Patio de la Casa Sorolla forma parte de una serie de estudios que Sorolla pintó sobre el jardín y los patios de su casa de Madrid. Aunque en general no tienen fecha ni están firmados, sabemos que fueron realizados entre 1914 y 1920, en diferentes horas del día y en distintas estaciones, aunque el jardín sería captado la mayoría de los casos en primavera, cuando la floración luce con mayor esplendor. Bernardino de Pantorba catalogó las veintiocho vistas propiedad del Museo Sorolla de Madrid2. El resto de la serie pertenece a colecciones particulares.
En 1917 Sorolla estuvo dedicado a la producción de su gran serie sobre Las regiones de España encargada por Archer Milton Huntington para la biblioteca de la Hispanic Society de Nueva York. Sin embargo, entre febrero y octubre de ese año, Sorolla interrumpió sus viajes por España para regresar a Madrid, en parte debido al nacimiento de su primer nieto. También aprovechó para pasar el verano en San Sebastián. Patio de la Casa Sorolla se pintó indudablemente aquella primavera, durante la estancia de Sorolla en Madrid.
La primera impresión producida por Patio de la Casa Sorolla es su colorido. El artista ejercita su habilidad para captar el juego de la luz, con anchas pinceladas. Los colores seleccionados para esta pintura son los mismos que utiliza en sus paisajes y marinas: amarillos, rojos y violetas. Las pinceladas son desiguales, pero nunca vacilantes. Sorolla explicaría su peculiar técnica a un periodista francés unos meses después de terminar este cuadro: «Yo no tengo una receta, porque creo que la pintura es un estado mental. Mis pinceladas son cortas o largas dependiendo del tema y del momento».
La composición se centra en la fuente poligonal, embaldosada con cerámica azul y cubierta de flores. Está rodeada por abundante vegetación, y parte de la casa puede verse al fondo. Pero el juego de colores domina de tal manera el cuadro que el espectador presta poca atención a los objetos representados. Sorolla no utiliza un mensaje iconográfico para cuyo lenguaje utilice la fuente, los jarrones, las flores o la arquitectura; únicamente le interesan las superficies de todos ellos y cómo reflejan la luz ambiental. De esta manera la pintura mantiene un equilibrio entre la solidez de los objetos, el brillo de la luz y el coloreado ambiente en el que se sumergen.

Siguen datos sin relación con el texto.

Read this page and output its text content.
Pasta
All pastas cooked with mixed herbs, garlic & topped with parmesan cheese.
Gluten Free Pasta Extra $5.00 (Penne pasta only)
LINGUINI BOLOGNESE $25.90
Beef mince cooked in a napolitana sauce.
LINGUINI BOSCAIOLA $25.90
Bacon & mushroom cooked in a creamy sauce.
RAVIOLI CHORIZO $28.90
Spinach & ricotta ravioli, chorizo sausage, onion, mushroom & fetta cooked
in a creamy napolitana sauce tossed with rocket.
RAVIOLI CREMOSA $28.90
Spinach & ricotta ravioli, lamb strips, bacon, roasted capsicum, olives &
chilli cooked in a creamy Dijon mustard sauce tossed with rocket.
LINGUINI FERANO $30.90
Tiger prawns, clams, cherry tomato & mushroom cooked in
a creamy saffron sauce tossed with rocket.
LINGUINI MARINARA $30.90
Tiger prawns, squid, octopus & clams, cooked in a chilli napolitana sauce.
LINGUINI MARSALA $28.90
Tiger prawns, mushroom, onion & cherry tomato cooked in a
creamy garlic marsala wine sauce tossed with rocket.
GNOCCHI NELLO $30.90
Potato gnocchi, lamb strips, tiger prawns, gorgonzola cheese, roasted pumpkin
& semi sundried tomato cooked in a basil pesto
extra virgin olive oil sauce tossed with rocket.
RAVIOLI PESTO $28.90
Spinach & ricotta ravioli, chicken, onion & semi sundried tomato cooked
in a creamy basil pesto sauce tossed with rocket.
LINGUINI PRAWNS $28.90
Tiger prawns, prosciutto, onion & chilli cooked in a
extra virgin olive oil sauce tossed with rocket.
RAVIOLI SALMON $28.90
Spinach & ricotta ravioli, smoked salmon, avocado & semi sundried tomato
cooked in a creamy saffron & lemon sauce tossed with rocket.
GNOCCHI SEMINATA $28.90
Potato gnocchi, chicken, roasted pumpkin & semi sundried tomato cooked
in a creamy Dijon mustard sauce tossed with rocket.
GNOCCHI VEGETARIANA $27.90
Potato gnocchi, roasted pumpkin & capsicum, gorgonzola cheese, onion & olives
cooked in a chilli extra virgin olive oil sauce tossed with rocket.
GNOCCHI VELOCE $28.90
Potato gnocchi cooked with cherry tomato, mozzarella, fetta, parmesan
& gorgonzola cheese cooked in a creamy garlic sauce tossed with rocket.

La vibrante imagen da tal sensación de movimiento dentro de la composición que el espectador registra mejor el efecto de la luz sobre los objetos que su propia solidez física.
En aquel mismo año de 1917 algunos críticos catalanes apreciaron la conexión entre los estudios de Sorolla y la investigación de artistas catalanes como Anglada-Camarasa, Santiago Rusiñol y Eliseu Meifrèn. Pero el estudio completo de aproximación a la naturaleza que Sorolla emprendió en esos años no era para él un simple ejercicio visual. Por el contrario, frecuentemente estaba acompañado por fuertes, a veces agotadoras, emociones. En 1916 escribe a su mujer: «Ignoro si es por debilidad o exceso de sensibilidad, pero hoy me ha emocionado más que ningún día la contemplación del natural». Nuevamente en 1918, en otra carta a su mujer agrega: «Yo lo que quisiera es no emocionarme tanto, porque, después de unas horas como hoy, me siento deshecho, agotado; no puedo con tanto placer, no lo resisto como antes [...]. Es que la pintura, cuando se siente, es superior a todo; he dicho mal: es el natural el que es hermoso». Al observar esta pintura, el espectador queda seducido por la respuesta emocional del pintor ante la naturaleza, y cautivado por su habilidad para transmitir esta emoción a través de la luz y el color.